Survey™

The Survey collector/analytics framework is a new generation, high-level, light-weight tool for HPC application performance metric collection

Product Overview

Survey is a broad collection and reporting tool with less impact than the more in-depth performance tools. Survey is a multi-platform Linux tool which targets collection of high-level performance metrics and analysis of applications running on both single node and large-scale platforms, including Cray platforms.

The data collected can serve as input to your existing analysis tools and dashboards covering many use cases.

A product demo and free trial of the Survey tool can be arranged by contacting us.

Use Cases

  • Utilize Survey to support application development efforts and help understand resource capabilities of computer architectures and software environments. Integrate into system and performance studies and planning process for system procurements.

  • Integrate Survey into your development framework (e.g. gitlabCI) to provide a continuous measure of performance impacts as development progresses in real time. If you are developing for multiple architectures, compilers, etc., Survey can be used to proactively alert you to potential issues that may impact performance.

  • Integrate Survey into periodic system test suites that ensure that the system is healthy. Survey collects performance and system metadata that can be used to track and monitor identified performance levels and surface potential outliers.

survey - Key Features

  • The Survey collector is designed to work on sequential, MPI, OpenMP, and hybrid codes and directly leverages several interfaces available for tools inside current MPI implementations including: MPICH, MVAPICH, MPT, and OpenMPI. It also supports multiple architectures and has been tested on machines based on Intel, AMD, ARM, and IBM P8/9 processors and integrated GPUs.

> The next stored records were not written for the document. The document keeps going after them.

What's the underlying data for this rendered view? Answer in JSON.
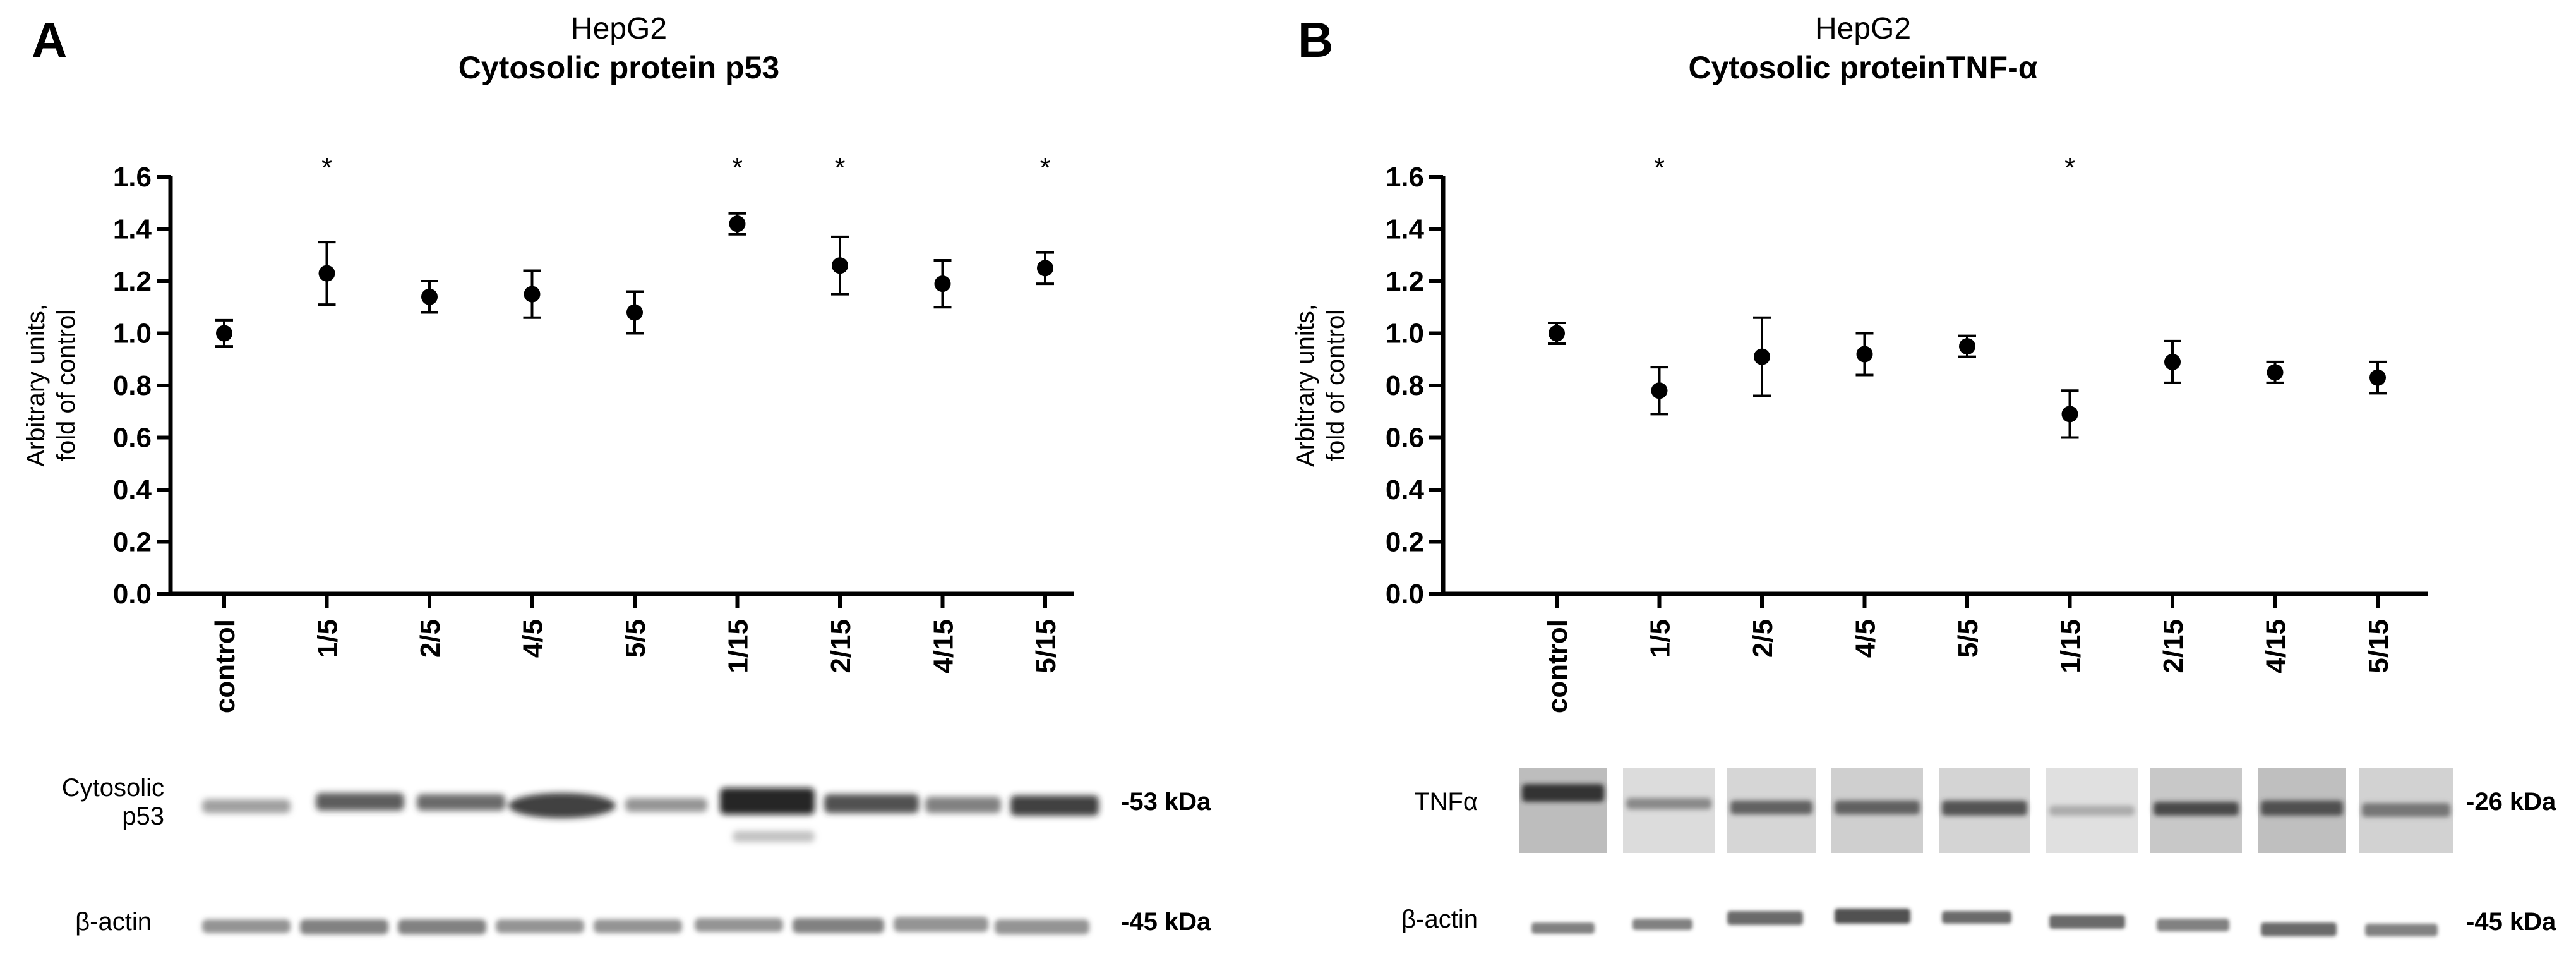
{
  "chart_data": [
    {
      "type": "scatter",
      "panel_label": "A",
      "title_line1": "HepG2",
      "title_line2": "Cytosolic protein p53",
      "ylabel_line1": "Arbitrary units,",
      "ylabel_line2": "fold of control",
      "xlabel": "",
      "ylim": [
        0,
        1.6
      ],
      "yticks": [
        "0.0",
        "0.2",
        "0.4",
        "0.6",
        "0.8",
        "1.0",
        "1.2",
        "1.4",
        "1.6"
      ],
      "categories": [
        "control",
        "1/5",
        "2/5",
        "4/5",
        "5/5",
        "1/15",
        "2/15",
        "4/15",
        "5/15"
      ],
      "values": [
        1.0,
        1.23,
        1.14,
        1.15,
        1.08,
        1.42,
        1.26,
        1.19,
        1.25
      ],
      "errors": [
        0.05,
        0.12,
        0.06,
        0.09,
        0.08,
        0.04,
        0.11,
        0.09,
        0.06
      ],
      "significance": [
        "",
        "*",
        "",
        "",
        "",
        "*",
        "*",
        "",
        "*"
      ],
      "blots": [
        {
          "label_line1": "Cytosolic",
          "label_line2": "p53",
          "kda": "-53 kDa"
        },
        {
          "label_line1": "β-actin",
          "label_line2": "",
          "kda": "-45 kDa"
        }
      ]
    },
    {
      "type": "scatter",
      "panel_label": "B",
      "title_line1": "HepG2",
      "title_line2": "Cytosolic proteinTNF-α",
      "ylabel_line1": "Arbitrary units,",
      "ylabel_line2": "fold of control",
      "xlabel": "",
      "ylim": [
        0,
        1.6
      ],
      "yticks": [
        "0.0",
        "0.2",
        "0.4",
        "0.6",
        "0.8",
        "1.0",
        "1.2",
        "1.4",
        "1.6"
      ],
      "categories": [
        "control",
        "1/5",
        "2/5",
        "4/5",
        "5/5",
        "1/15",
        "2/15",
        "4/15",
        "5/15"
      ],
      "values": [
        1.0,
        0.78,
        0.91,
        0.92,
        0.95,
        0.69,
        0.89,
        0.85,
        0.83
      ],
      "errors": [
        0.04,
        0.09,
        0.15,
        0.08,
        0.04,
        0.09,
        0.08,
        0.04,
        0.06
      ],
      "significance": [
        "",
        "*",
        "",
        "",
        "",
        "*",
        "",
        "",
        ""
      ],
      "blots": [
        {
          "label_line1": "TNFα",
          "label_line2": "",
          "kda": "-26 kDa"
        },
        {
          "label_line1": "β-actin",
          "label_line2": "",
          "kda": "-45 kDa"
        }
      ]
    }
  ]
}
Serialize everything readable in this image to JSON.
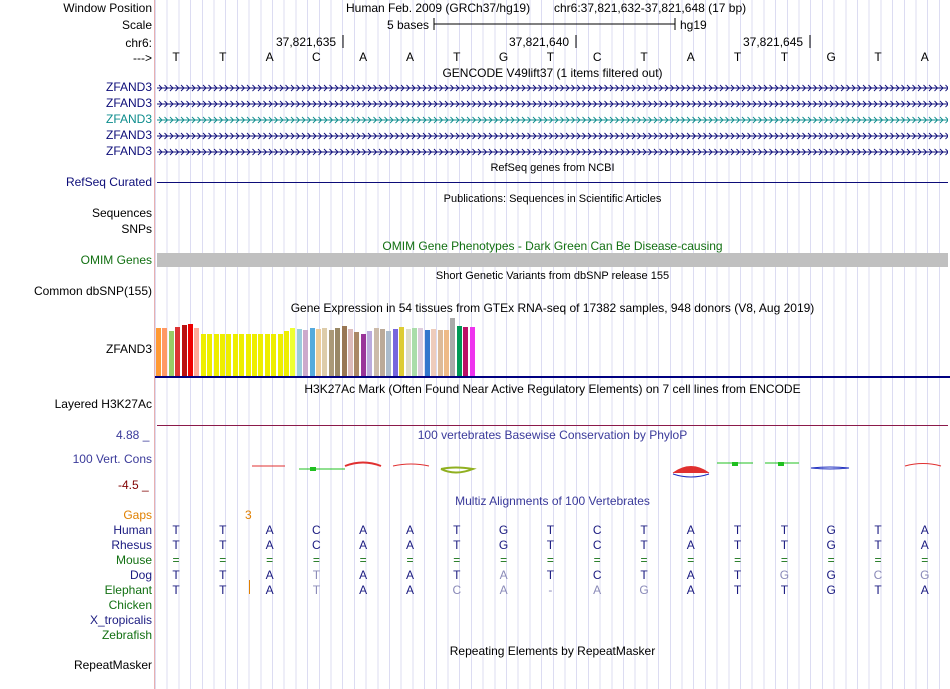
{
  "header": {
    "window_position_label": "Window Position",
    "genome_title": "Human Feb. 2009 (GRCh37/hg19)",
    "position": "chr6:37,821,632-37,821,648 (17 bp)",
    "scale_label": "Scale",
    "scale_bases": "5 bases",
    "scale_assembly": "hg19",
    "chrom_label": "chr6:",
    "ticks": [
      "37,821,635",
      "37,821,640",
      "37,821,645"
    ],
    "strand_label": "--->"
  },
  "sequence": [
    "T",
    "T",
    "A",
    "C",
    "A",
    "A",
    "T",
    "G",
    "T",
    "C",
    "T",
    "A",
    "T",
    "T",
    "G",
    "T",
    "A"
  ],
  "gencode": {
    "title": "GENCODE V49lift37 (1 items filtered out)",
    "genes": [
      {
        "label": "ZFAND3",
        "color": "#0c0c78"
      },
      {
        "label": "ZFAND3",
        "color": "#0c0c78"
      },
      {
        "label": "ZFAND3",
        "color": "#0c8c8c"
      },
      {
        "label": "ZFAND3",
        "color": "#0c0c78"
      },
      {
        "label": "ZFAND3",
        "color": "#0c0c78"
      }
    ]
  },
  "refseq": {
    "title": "RefSeq genes from NCBI",
    "label": "RefSeq Curated"
  },
  "publications": {
    "title": "Publications: Sequences in Scientific Articles",
    "label_seq": "Sequences",
    "label_snps": "SNPs"
  },
  "omim": {
    "title": "OMIM Gene Phenotypes - Dark Green Can Be Disease-causing",
    "label": "OMIM Genes"
  },
  "dbsnp": {
    "title": "Short Genetic Variants from dbSNP release 155",
    "label": "Common dbSNP(155)"
  },
  "gtex": {
    "title": "Gene Expression in 54 tissues from GTEx RNA-seq of 17382 samples, 948 donors (V8, Aug 2019)",
    "label": "ZFAND3",
    "bars": [
      {
        "v": 0.92,
        "c": "#ff9933"
      },
      {
        "v": 0.92,
        "c": "#ff9966"
      },
      {
        "v": 0.86,
        "c": "#99cc66"
      },
      {
        "v": 0.94,
        "c": "#dd3333"
      },
      {
        "v": 0.98,
        "c": "#bb1111"
      },
      {
        "v": 1.0,
        "c": "#ee0000"
      },
      {
        "v": 0.92,
        "c": "#ffaa99"
      },
      {
        "v": 0.8,
        "c": "#eeee00"
      },
      {
        "v": 0.8,
        "c": "#eeee00"
      },
      {
        "v": 0.8,
        "c": "#eeee00"
      },
      {
        "v": 0.8,
        "c": "#eeee00"
      },
      {
        "v": 0.8,
        "c": "#eeee00"
      },
      {
        "v": 0.8,
        "c": "#eeee00"
      },
      {
        "v": 0.8,
        "c": "#eeee00"
      },
      {
        "v": 0.8,
        "c": "#eeee00"
      },
      {
        "v": 0.8,
        "c": "#eeee00"
      },
      {
        "v": 0.8,
        "c": "#eeee00"
      },
      {
        "v": 0.8,
        "c": "#eeee00"
      },
      {
        "v": 0.8,
        "c": "#eeee00"
      },
      {
        "v": 0.8,
        "c": "#eeee00"
      },
      {
        "v": 0.86,
        "c": "#eeee00"
      },
      {
        "v": 0.92,
        "c": "#eeff33"
      },
      {
        "v": 0.9,
        "c": "#99ccdd"
      },
      {
        "v": 0.88,
        "c": "#ccaacc"
      },
      {
        "v": 0.92,
        "c": "#55aadd"
      },
      {
        "v": 0.9,
        "c": "#eecc99"
      },
      {
        "v": 0.92,
        "c": "#ddccaa"
      },
      {
        "v": 0.88,
        "c": "#aa9977"
      },
      {
        "v": 0.92,
        "c": "#998866"
      },
      {
        "v": 0.96,
        "c": "#997755"
      },
      {
        "v": 0.9,
        "c": "#ddbbbb"
      },
      {
        "v": 0.84,
        "c": "#aa8866"
      },
      {
        "v": 0.8,
        "c": "#993399"
      },
      {
        "v": 0.86,
        "c": "#bbaadd"
      },
      {
        "v": 0.92,
        "c": "#ccbbaa"
      },
      {
        "v": 0.9,
        "c": "#bbaa99"
      },
      {
        "v": 0.86,
        "c": "#aabbcc"
      },
      {
        "v": 0.9,
        "c": "#7766dd"
      },
      {
        "v": 0.94,
        "c": "#ddcc33"
      },
      {
        "v": 0.9,
        "c": "#ddddcc"
      },
      {
        "v": 0.92,
        "c": "#aaddaa"
      },
      {
        "v": 0.92,
        "c": "#ddccdd"
      },
      {
        "v": 0.88,
        "c": "#3377cc"
      },
      {
        "v": 0.9,
        "c": "#eeccbb"
      },
      {
        "v": 0.88,
        "c": "#ddbb99"
      },
      {
        "v": 0.88,
        "c": "#eebb88"
      },
      {
        "v": 1.12,
        "c": "#aaaaaa"
      },
      {
        "v": 0.96,
        "c": "#009955"
      },
      {
        "v": 0.94,
        "c": "#bb1166"
      },
      {
        "v": 0.94,
        "c": "#ee33ee"
      }
    ]
  },
  "h3k27ac": {
    "title": "H3K27Ac Mark (Often Found Near Active Regulatory Elements) on 7 cell lines from ENCODE",
    "label": "Layered H3K27Ac"
  },
  "phylop": {
    "title": "100 vertebrates Basewise Conservation by PhyloP",
    "label": "100 Vert. Cons",
    "max": "4.88 _",
    "min": "-4.5 _"
  },
  "multiz": {
    "title": "Multiz Alignments of 100 Vertebrates",
    "gaps_label": "Gaps",
    "gaps_value": "3",
    "species": [
      {
        "name": "Human",
        "color": "#1a1a80",
        "seq": [
          "T",
          "T",
          "A",
          "C",
          "A",
          "A",
          "T",
          "G",
          "T",
          "C",
          "T",
          "A",
          "T",
          "T",
          "G",
          "T",
          "A"
        ]
      },
      {
        "name": "Rhesus",
        "color": "#1a1a80",
        "seq": [
          "T",
          "T",
          "A",
          "C",
          "A",
          "A",
          "T",
          "G",
          "T",
          "C",
          "T",
          "A",
          "T",
          "T",
          "G",
          "T",
          "A"
        ]
      },
      {
        "name": "Mouse",
        "color": "#127012",
        "seq": [
          "=",
          "=",
          "=",
          "=",
          "=",
          "=",
          "=",
          "=",
          "=",
          "=",
          "=",
          "=",
          "=",
          "=",
          "=",
          "=",
          "="
        ]
      },
      {
        "name": "Dog",
        "color": "#1a1a80",
        "seq": [
          "T",
          "T",
          "A",
          "T",
          "A",
          "A",
          "T",
          "A",
          "T",
          "C",
          "T",
          "A",
          "T",
          "G",
          "G",
          "C",
          "G"
        ]
      },
      {
        "name": "Elephant",
        "color": "#127012",
        "seq": [
          "T",
          "T",
          "A",
          "T",
          "A",
          "A",
          "C",
          "A",
          "-",
          "A",
          "G",
          "A",
          "T",
          "T",
          "G",
          "T",
          "A"
        ]
      },
      {
        "name": "Chicken",
        "color": "#127012",
        "seq": []
      },
      {
        "name": "X_tropicalis",
        "color": "#1a1a80",
        "seq": []
      },
      {
        "name": "Zebrafish",
        "color": "#127012",
        "seq": []
      }
    ]
  },
  "repeatmasker": {
    "title": "Repeating Elements by RepeatMasker",
    "label": "RepeatMasker"
  },
  "colors": {
    "navy": "#0c0c78",
    "teal": "#0c8c8c",
    "green": "#127012",
    "orange": "#e08000",
    "maroon": "#800000",
    "phylop_blue": "#3a3a9a"
  }
}
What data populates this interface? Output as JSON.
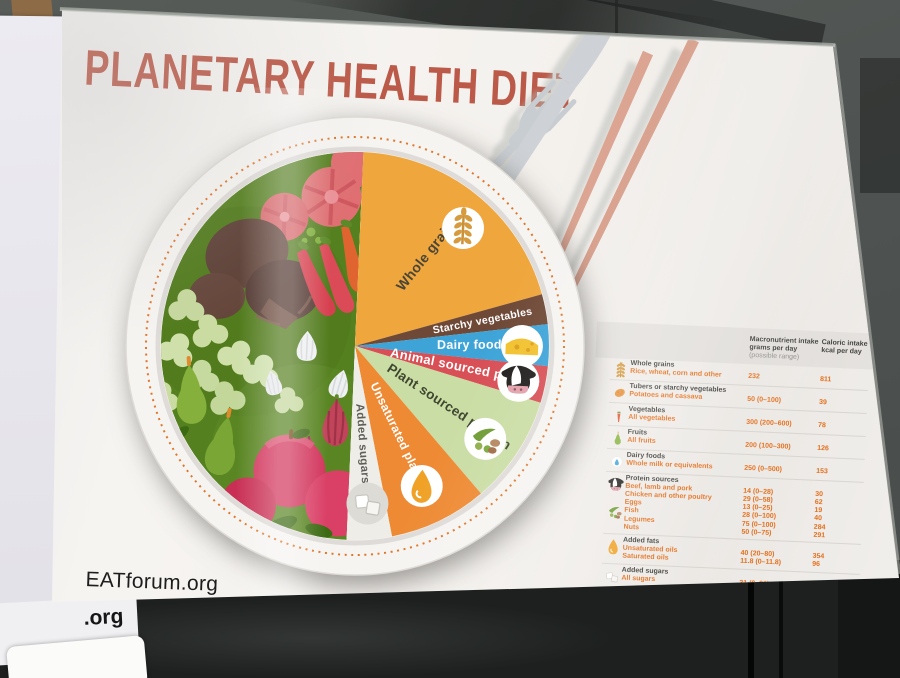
{
  "scene": {
    "bottom_sheet_fragment": ".org"
  },
  "poster": {
    "title": "PLANETARY HEALTH DIET",
    "website": "EATforum.org"
  },
  "plate": {
    "segments": [
      {
        "id": "whole-grains",
        "label": "Whole grains",
        "color": "#efa63c",
        "start": 0,
        "end": 72,
        "label_color": "#4a4537",
        "icon": "wheat",
        "icon_bg": "#ffffff"
      },
      {
        "id": "starchy-vegetables",
        "label": "Starchy vegetables",
        "color": "#6f4937",
        "start": 72,
        "end": 81,
        "label_color": "#ffffff",
        "icon": null,
        "icon_bg": null
      },
      {
        "id": "dairy-foods",
        "label": "Dairy foods",
        "color": "#3ea4d8",
        "start": 81,
        "end": 93.5,
        "label_color": "#ffffff",
        "icon": "cheese",
        "icon_bg": "#ffffff"
      },
      {
        "id": "animal-sourced-protein",
        "label": "Animal sourced protein",
        "color": "#d84f56",
        "start": 93.5,
        "end": 104.5,
        "label_color": "#ffffff",
        "icon": "cow",
        "icon_bg": "#ffffff"
      },
      {
        "id": "plant-sourced-protein",
        "label": "Plant sourced protein",
        "color": "#cadda4",
        "start": 104.5,
        "end": 137,
        "label_color": "#3f4630",
        "icon": "legumes",
        "icon_bg": "#ffffff"
      },
      {
        "id": "unsaturated-plant-oils",
        "label": "Unsaturated plant oils",
        "color": "#ee8a33",
        "start": 137,
        "end": 166.5,
        "label_color": "#ffffff",
        "icon": "oil",
        "icon_bg": "#ffffff"
      },
      {
        "id": "added-sugars",
        "label": "Added sugars",
        "color": "#efede7",
        "start": 166.5,
        "end": 180,
        "label_color": "#5f5f58",
        "icon": "sugar",
        "icon_bg": "#dcdbd5"
      }
    ],
    "left_half_content": "vegetables and fruits illustration",
    "left_half_color": "#55801f",
    "dashed_ring_color": "#e0762a"
  },
  "table": {
    "header": {
      "macro_line1": "Macronutrient intake",
      "macro_line2": "grams per day",
      "macro_note": "(possible range)",
      "caloric_line1": "Caloric intake",
      "caloric_line2": "kcal per day"
    },
    "rows": [
      {
        "icons": [
          "wheat"
        ],
        "title": "Whole grains",
        "subs": [
          {
            "label": "Rice, wheat, corn and other",
            "grams": "232",
            "kcal": "811"
          }
        ]
      },
      {
        "icons": [
          "potato"
        ],
        "title": "Tubers or starchy vegetables",
        "subs": [
          {
            "label": "Potatoes and cassava",
            "grams": "50 (0–100)",
            "kcal": "39"
          }
        ]
      },
      {
        "icons": [
          "carrot"
        ],
        "title": "Vegetables",
        "subs": [
          {
            "label": "All vegetables",
            "grams": "300 (200–600)",
            "kcal": "78"
          }
        ]
      },
      {
        "icons": [
          "pear"
        ],
        "title": "Fruits",
        "subs": [
          {
            "label": "All fruits",
            "grams": "200 (100–300)",
            "kcal": "126"
          }
        ]
      },
      {
        "icons": [
          "milk"
        ],
        "title": "Dairy foods",
        "subs": [
          {
            "label": "Whole milk or equivalents",
            "grams": "250 (0–500)",
            "kcal": "153"
          }
        ]
      },
      {
        "icons": [
          "cow",
          "legumes"
        ],
        "title": "Protein sources",
        "subs": [
          {
            "label": "Beef, lamb and pork",
            "grams": "14 (0–28)",
            "kcal": "30"
          },
          {
            "label": "Chicken and other poultry",
            "grams": "29 (0–58)",
            "kcal": "62"
          },
          {
            "label": "Eggs",
            "grams": "13 (0–25)",
            "kcal": "19"
          },
          {
            "label": "Fish",
            "grams": "28 (0–100)",
            "kcal": "40"
          },
          {
            "label": "Legumes",
            "grams": "75 (0–100)",
            "kcal": "284"
          },
          {
            "label": "Nuts",
            "grams": "50 (0–75)",
            "kcal": "291"
          }
        ]
      },
      {
        "icons": [
          "oil"
        ],
        "title": "Added fats",
        "subs": [
          {
            "label": "Unsaturated oils",
            "grams": "40 (20–80)",
            "kcal": "354"
          },
          {
            "label": "Saturated oils",
            "grams": "11.8 (0–11.8)",
            "kcal": "96"
          }
        ]
      },
      {
        "icons": [
          "sugar"
        ],
        "title": "Added sugars",
        "subs": [
          {
            "label": "All sugars",
            "grams": "31 (0–31)",
            "kcal": "120"
          }
        ]
      }
    ]
  },
  "colors": {
    "title_red": "#bc5a49",
    "accent_orange": "#e4701e",
    "chopsticks": "#dba28f",
    "cutlery_gray": "#c8cdd1"
  }
}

    • Is very lightweight with target goal of 1% overhead

    • Gathers multiple application performance metrics in one run

    • Gathers job metadata that includes job, hardware, and system

    • Gives a high-level performance overview (no mapping back to the source)

    • Identify potential areas that you may want to use a more detailed tool such as Open|SpeedShop, HPCToolkit, etc.

    • Creates data files for application metrics (.csv and .json) and metadata (json) for ingestion to local analysis frameworks

    • Pull specific metrics and metadata using our extractor

    • All raw per-thread of execution csv files are available after run (.dir that contains per thread files)

    • min, max, average output across threads of execution (including top-down for Intel)

  • executable

    • cmd line

    • linked libraries

    • launch - start/end

    • # threads/ranks

    hardware

    • cpu

    • memory

    • file systems

    • HW components

    system

    • operating system

    • resource limits

    • environmental variables

    • slurm info (RM)

    • Aggregate Metrics of all MPI ranks and OMP thread

    • Memory information (e.g. high water mark, memory allocation and free calls, allocation sizes)

    • Hardware counter information and derived metrics

    • Input/output information, I/O time, read/write times and byte counts

    • MPI information, MPI time, and percent across the threads of execution

    • OpenMP information, serial time, and time spent in OpenMP regions

  • The Survey framework has the capability to add external collection tools to build a data store that can cover additional aspects of the machine and environment (e.g. NVIDIA-smi integration). An application output collection process is also being integrated to collect and monitor application specific data.

  • Survey provides capability to extract from your collected data and has reporting capability for comparison across collection sets.